6. “Chiunque degradi un altro degrada me”
La lotta per il riconoscimento dei diritti – dei diritti propri e dei diritti degli altri – è lotta contro ogni concezione e ogni pratica volta a degradare, discriminare, escludere alcuni esseri umani dalla considerazione e dal consorzio sociale. Negare un’uguale dignità, negare il dovere di un uguale rispetto significa negare una comune umanità. Significa porre qualcuno in una condizione di inferiorità e quindi di minori possibilità di esprimere liberamente la propria personalità. Significa esporlo al giudizio negativo della società e dunque metterlo in condizione di insicurezza e di paura. Paura che la propria vita venga considerata di minor valore di quella degli altri, paura che la propria esistenza possa venire percepita come un fastidio o un pericolo per gli altri.
L’impegno per la tutela dei diritti di ognuno è un impegno per costruire una società in cui la vita di ciascuno non debba essere dominata dalla paura. La paura avvilisce l’esistenza, la blocca, la rattrappisce. Le impedisce di svilupparsi e di dare a se stessa e agli altri tutto ciò che potrebbe. Per questo far vivere esseri umani nella paura non è solo un’intollerabile offesa nei loro confronti, ma anche un insensato impoverimento della vita di tutti.

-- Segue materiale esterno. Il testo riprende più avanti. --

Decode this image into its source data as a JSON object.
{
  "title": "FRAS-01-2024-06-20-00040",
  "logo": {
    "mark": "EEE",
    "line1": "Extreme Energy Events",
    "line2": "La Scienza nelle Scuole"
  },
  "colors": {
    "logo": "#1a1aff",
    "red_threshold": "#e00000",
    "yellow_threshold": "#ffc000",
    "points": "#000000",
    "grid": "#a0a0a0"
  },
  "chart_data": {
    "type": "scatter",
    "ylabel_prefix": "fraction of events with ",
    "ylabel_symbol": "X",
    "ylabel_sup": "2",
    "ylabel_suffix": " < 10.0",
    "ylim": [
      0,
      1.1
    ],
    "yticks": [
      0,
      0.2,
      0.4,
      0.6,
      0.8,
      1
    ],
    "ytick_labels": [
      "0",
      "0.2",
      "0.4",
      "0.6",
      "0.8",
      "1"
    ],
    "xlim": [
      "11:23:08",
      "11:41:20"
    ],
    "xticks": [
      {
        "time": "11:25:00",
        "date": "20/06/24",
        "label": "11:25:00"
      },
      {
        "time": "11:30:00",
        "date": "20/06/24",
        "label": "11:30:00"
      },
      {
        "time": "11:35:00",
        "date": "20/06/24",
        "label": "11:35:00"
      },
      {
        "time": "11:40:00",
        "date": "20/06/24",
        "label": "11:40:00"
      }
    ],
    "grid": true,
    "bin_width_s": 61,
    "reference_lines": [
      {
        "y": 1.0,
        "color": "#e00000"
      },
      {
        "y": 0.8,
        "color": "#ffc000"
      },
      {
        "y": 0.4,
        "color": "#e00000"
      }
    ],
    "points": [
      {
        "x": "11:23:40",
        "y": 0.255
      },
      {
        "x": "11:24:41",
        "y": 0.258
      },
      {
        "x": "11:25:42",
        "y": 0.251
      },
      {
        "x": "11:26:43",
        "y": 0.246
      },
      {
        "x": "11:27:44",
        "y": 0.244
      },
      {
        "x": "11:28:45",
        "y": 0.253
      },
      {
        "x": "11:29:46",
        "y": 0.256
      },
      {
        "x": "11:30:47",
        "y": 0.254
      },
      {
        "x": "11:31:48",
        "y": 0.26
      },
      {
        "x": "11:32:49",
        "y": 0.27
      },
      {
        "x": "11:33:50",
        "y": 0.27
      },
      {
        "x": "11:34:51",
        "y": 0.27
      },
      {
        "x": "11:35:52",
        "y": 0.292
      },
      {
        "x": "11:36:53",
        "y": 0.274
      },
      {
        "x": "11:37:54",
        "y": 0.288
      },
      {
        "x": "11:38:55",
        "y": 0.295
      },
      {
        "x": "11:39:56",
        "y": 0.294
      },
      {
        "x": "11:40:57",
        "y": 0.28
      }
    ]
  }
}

Oggi come ieri sono all’opera concezioni della vita e pratiche sociali che alimentano la paura, coltivano l’esclusione, degradano l’altro. Ponendo dei seri ostacoli alla libertà e all’uguaglianza delle persone, rendono difficile la costruzione di una società più libera e democratica.
Per questo l’impegno per la diffusione di una nuova cultura politica dei diritti e di più efficaci misure legislative a tutela di ogni essere umano, deve accompagnarsi all’impegno per combattere la paura e il suo uso strumentale. Per coltivare, assieme, una politica dell’umanità di ciascuno, fatta di riconoscimento dell’uguale dignità, fatta di uguale rispetto, fatta di interesse e cura per la vita dell’altro. Perché nessun essere umano abbia da vivere nel timore di essere ciò che è, ma possa godere del riconoscimento dell’altro e contribuire, in condizioni di libertà e di parità, alla vita di tutti.